Introduction: Active treatments are advocated for the management of non-specific chronic low back pain (CLBP), although few studies have documented the relative efficacy of differing types of programme. A number of the available treatments comprise exercise routines on specially designed training machines, which are ostensibly better disposed to reverse the compromised trunk muscle function displayed by these patients than are 'free exercise' programmes. However, in using these muscle-training programmes, the physiological or anatomical adaptations that might account for the improved performance are rarely investigated, let alone identified. This is an important issue, because if the 'newly-acquired strength' is mostly specific to performance on the devices on which the patient has trained and been tested, and reflects the skill in executing these particular tasks, this will not necessarily assist the patient during performance of his/her everyday activities. The aims of the present study were (1) to quantify the changes in back muscle performance in chronic LBP patients following 3 months active therapy, and (2) to analyse the corresponding changes in activation and cross-sectional area of the paraspinal muscles.

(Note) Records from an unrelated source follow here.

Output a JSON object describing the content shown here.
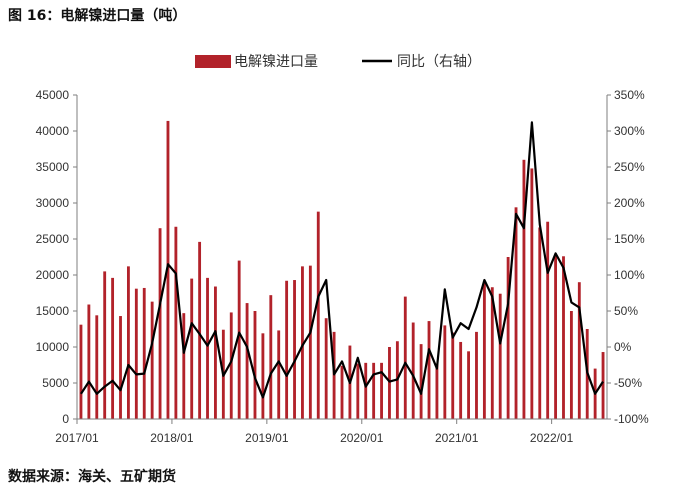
{
  "title": "图 16：电解镍进口量（吨）",
  "source": "数据来源：海关、五矿期货",
  "colors": {
    "bar": "#b2222a",
    "line": "#000000",
    "axis": "#7f7f7f"
  },
  "chart_data": {
    "type": "bar+line",
    "title": "图 16：电解镍进口量（吨）",
    "legend": [
      "电解镍进口量",
      "同比（右轴）"
    ],
    "legend_position": "top-center",
    "grid": false,
    "x_start": "2017/01",
    "x_tick_labels": [
      "2017/01",
      "2018/01",
      "2019/01",
      "2020/01",
      "2021/01",
      "2022/01"
    ],
    "y_left": {
      "min": 0,
      "max": 45000,
      "step": 5000,
      "tick_labels": [
        "0",
        "5000",
        "10000",
        "15000",
        "20000",
        "25000",
        "30000",
        "35000",
        "40000",
        "45000"
      ]
    },
    "y_right": {
      "min": -100,
      "max": 350,
      "step": 50,
      "tick_labels": [
        "-100%",
        "-50%",
        "0%",
        "50%",
        "100%",
        "150%",
        "200%",
        "250%",
        "300%",
        "350%"
      ]
    },
    "series": [
      {
        "name": "电解镍进口量",
        "type": "bar",
        "axis": "left",
        "values": [
          13100,
          15900,
          14400,
          20500,
          19600,
          14300,
          21200,
          18100,
          18200,
          16300,
          26500,
          41400,
          26700,
          14700,
          19500,
          24600,
          19600,
          18400,
          12400,
          14800,
          22000,
          16100,
          15000,
          11900,
          17200,
          12300,
          19200,
          19300,
          21200,
          21300,
          28800,
          14000,
          12100,
          7400,
          10200,
          7700,
          7800,
          7800,
          7800,
          10000,
          10800,
          17000,
          13400,
          10400,
          13600,
          7700,
          13000,
          12000,
          10700,
          9400,
          12100,
          19100,
          18300,
          17400,
          22500,
          29400,
          36000,
          34800,
          26600,
          27400,
          22900,
          22600,
          15000,
          19000,
          12500,
          7000,
          9300
        ]
      },
      {
        "name": "同比（右轴）",
        "type": "line",
        "axis": "right",
        "values": [
          -65,
          -48,
          -65,
          -55,
          -47,
          -60,
          -25,
          -38,
          -37,
          5,
          60,
          115,
          102,
          -8,
          33,
          18,
          2,
          22,
          -40,
          -20,
          20,
          0,
          -43,
          -70,
          -37,
          -20,
          -40,
          -20,
          2,
          20,
          70,
          93,
          -38,
          -20,
          -50,
          -15,
          -55,
          -38,
          -35,
          -48,
          -45,
          -22,
          -40,
          -65,
          -3,
          -30,
          80,
          13,
          33,
          25,
          55,
          93,
          70,
          5,
          60,
          185,
          165,
          312,
          170,
          103,
          130,
          110,
          62,
          55,
          -35,
          -65,
          -48
        ]
      }
    ]
  }
}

Methods: 148 individuals (57% women) with CLBP (age 45.0+/-10.0 years; duration of LBP 10.9+/-9.5 years) were randomised to a treatment which they attended 2/week for 3 months: active physiotherapy, muscle reconditioning on training devices, or low-impact aerobics. Pre- and post-therapy, assessments were made of isometric trunk muscle strength in each plane of movement and of erector spinae activation (using surface electromyography) during back extension. In a sub-group of 56 patients, the cross-sectional area of the paravertebral muscles was determined using magnetic resonance imaging (MRI). In all patients, self-rated pain intensity, pain frequency and disability were assessed before and after therapy.

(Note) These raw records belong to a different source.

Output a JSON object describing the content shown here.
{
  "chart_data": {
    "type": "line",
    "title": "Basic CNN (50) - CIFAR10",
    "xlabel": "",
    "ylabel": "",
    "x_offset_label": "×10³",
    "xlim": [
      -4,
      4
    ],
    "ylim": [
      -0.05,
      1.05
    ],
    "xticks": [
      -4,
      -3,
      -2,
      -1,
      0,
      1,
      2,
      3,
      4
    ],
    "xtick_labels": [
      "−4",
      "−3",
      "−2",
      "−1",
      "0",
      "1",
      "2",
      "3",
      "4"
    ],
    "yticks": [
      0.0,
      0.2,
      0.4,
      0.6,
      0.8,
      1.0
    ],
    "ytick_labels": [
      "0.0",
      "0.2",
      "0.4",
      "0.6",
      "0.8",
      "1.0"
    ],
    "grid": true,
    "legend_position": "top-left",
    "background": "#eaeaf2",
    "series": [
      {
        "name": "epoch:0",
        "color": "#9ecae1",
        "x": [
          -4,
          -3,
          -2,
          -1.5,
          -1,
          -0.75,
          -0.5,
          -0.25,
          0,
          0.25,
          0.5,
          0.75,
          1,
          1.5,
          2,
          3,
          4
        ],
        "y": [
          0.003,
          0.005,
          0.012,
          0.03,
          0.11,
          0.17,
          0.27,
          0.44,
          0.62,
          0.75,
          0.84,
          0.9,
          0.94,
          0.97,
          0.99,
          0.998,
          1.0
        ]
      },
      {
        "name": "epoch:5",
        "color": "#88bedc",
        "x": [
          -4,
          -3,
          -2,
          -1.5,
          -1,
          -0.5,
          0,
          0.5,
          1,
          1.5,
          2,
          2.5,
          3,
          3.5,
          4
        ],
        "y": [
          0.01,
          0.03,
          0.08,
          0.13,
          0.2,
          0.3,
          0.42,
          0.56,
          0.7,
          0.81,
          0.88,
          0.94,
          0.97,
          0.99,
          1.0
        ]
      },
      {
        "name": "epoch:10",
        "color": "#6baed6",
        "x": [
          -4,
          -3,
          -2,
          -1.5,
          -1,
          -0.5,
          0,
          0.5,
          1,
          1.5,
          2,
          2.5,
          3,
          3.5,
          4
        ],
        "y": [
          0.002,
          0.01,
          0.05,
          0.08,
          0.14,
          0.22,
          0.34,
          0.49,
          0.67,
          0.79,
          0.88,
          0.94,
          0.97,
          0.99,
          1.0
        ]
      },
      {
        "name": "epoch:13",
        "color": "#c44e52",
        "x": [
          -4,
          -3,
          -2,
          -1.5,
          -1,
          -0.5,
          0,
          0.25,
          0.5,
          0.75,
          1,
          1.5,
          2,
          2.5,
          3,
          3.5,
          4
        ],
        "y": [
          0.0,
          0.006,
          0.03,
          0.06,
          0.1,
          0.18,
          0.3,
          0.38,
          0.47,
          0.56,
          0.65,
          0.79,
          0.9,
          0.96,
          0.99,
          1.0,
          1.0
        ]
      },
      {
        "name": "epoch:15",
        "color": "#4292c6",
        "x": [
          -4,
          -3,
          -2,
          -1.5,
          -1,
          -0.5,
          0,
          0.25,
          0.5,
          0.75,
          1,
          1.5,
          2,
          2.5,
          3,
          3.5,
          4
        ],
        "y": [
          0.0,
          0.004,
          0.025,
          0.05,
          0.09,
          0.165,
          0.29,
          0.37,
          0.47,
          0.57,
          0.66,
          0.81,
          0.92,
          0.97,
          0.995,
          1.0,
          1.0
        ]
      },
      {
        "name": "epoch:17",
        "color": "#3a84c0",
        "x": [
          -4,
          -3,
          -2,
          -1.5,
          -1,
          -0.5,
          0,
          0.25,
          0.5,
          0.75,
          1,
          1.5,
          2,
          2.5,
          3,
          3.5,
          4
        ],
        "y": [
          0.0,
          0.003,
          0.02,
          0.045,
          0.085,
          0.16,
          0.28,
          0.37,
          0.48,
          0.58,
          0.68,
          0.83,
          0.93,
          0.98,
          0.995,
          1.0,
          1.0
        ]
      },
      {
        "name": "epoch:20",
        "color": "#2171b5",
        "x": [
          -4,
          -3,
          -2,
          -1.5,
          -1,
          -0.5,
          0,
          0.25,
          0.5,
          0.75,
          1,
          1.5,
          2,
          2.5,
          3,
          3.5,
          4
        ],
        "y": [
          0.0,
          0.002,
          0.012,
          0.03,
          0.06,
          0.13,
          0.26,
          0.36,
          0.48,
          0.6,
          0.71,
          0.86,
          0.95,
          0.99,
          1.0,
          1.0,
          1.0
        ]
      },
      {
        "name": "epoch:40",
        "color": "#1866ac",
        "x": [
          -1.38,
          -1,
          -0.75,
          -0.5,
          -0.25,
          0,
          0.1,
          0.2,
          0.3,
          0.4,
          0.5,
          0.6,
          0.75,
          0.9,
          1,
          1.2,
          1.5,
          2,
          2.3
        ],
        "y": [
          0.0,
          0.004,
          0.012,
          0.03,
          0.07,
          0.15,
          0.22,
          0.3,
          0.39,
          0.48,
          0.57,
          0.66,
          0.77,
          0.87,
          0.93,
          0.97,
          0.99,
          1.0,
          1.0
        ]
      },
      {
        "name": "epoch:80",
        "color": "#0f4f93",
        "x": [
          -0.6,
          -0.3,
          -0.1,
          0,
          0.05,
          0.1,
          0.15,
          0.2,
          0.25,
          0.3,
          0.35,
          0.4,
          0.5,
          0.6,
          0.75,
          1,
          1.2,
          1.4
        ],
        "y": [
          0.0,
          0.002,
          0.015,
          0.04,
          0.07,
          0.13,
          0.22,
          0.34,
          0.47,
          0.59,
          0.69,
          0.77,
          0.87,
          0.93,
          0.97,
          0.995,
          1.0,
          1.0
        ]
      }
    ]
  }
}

Results: 132/148 patients completed the therapy. Isometric strength in each movement plane increased significantly in all groups post-therapy. Apart from trunk extension, the changes were significantly greater in the devices group than in the other two groups (Fig 1). Activation of the paraspinal muscles during back extension also increased significantly in all groups (Fig 2) and was weakly, but significantly (r = 0.37; p = 0.0001) correlated with increased strength in back extension. Although, at baseline, highly significant correlations were observed between the size of the paraspinal muscles (at L3/4 and at L4/5) and isometric back extension strength (r=0.75; p< 0.0001), post-training increases in strength were not accompanied by corresponding changes in muscle size. None of the improvements in strength showed any relationship with the clinical changes in pain and disability, regardless of whether the latter were examined on an individual basis or in relation to 'outcome groups'.

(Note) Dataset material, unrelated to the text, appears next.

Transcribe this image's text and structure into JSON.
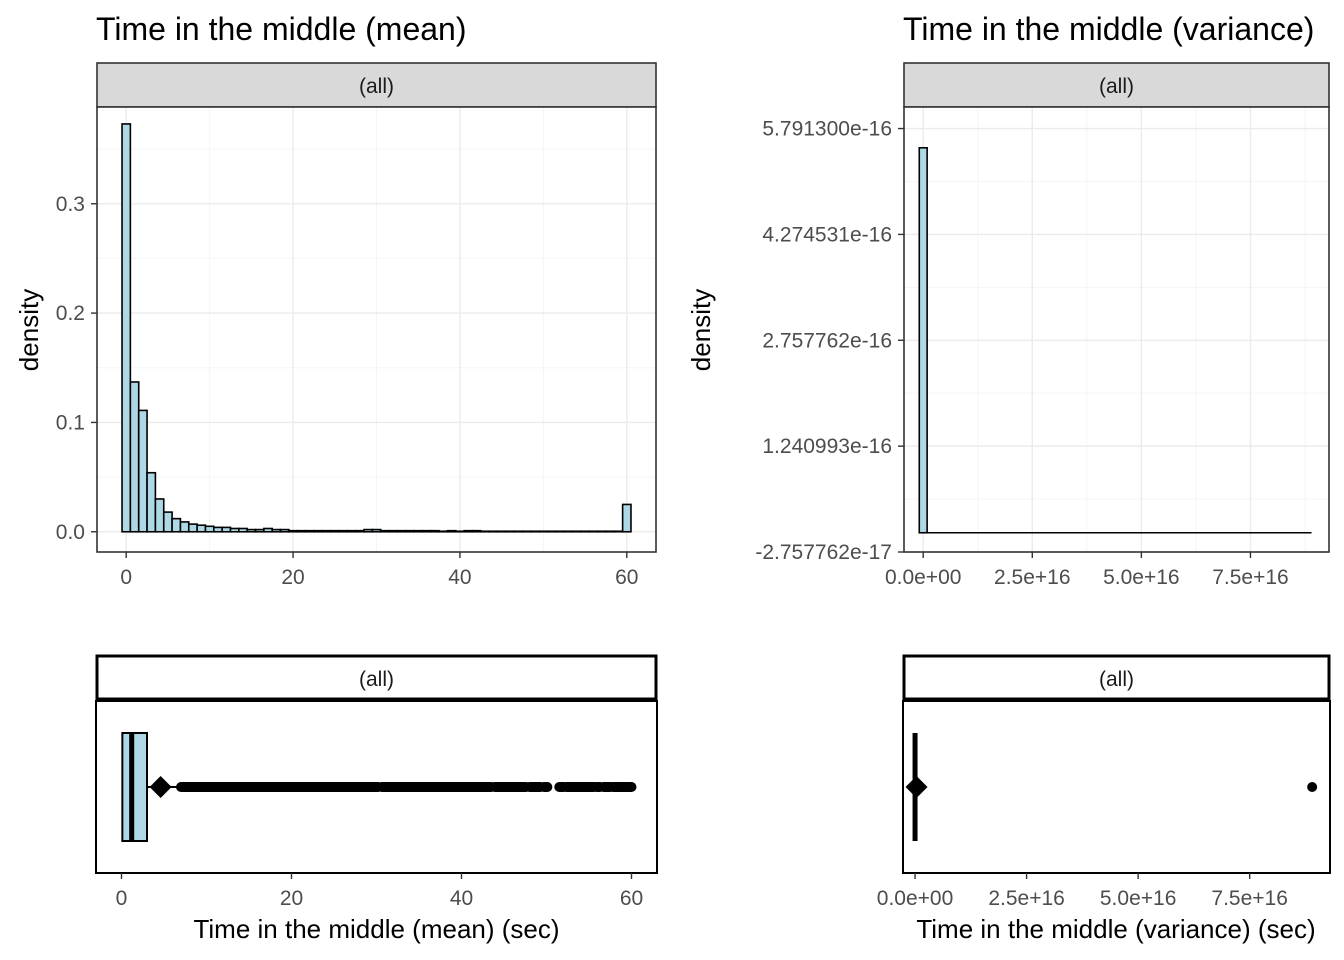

Conclusion: The superior trunk strength shown by the devices group post-therapy was considered to be attributable, in part, to a 'learning effect', of the type often seen when training and testing are carried out on the same machines. These gains are considered to be mostly 'task-specific'. However, part of the improvement in strength after active therapy (in all groups) also appeared to be due to an increased neural activation of the trunk muscles. These positive effects should be transferable to the performance of everyday activities for which the same muscles are employed, although the percentage improvement is probably not as high as the measured increase in strength might suggest. Possible roles for improved co-ordination and changes in motivation and/or pain tolerance after therapy cannot be excluded. No differences in the clinical outcome were observed between the three therapy groups, and the changes in physical performance after therapy did not correlate with the clinical outcome. It is therefore questionable whether strength measurements have any clinical significance in documenting the success of rehabilitation programmes, other than on a motivational basis. The results of the present study suggest that the value of supervised active therapy programmes does not reside in the reversal of specific muscular deficiencies, but rather in the provision of a source of confirmation/encouragement for the patient, that movement is not harmful, and a foundation upon which to further build. Whether the utilisation of specific training devices, or individual instruction, is necessary to elicit these particular effects is questionable.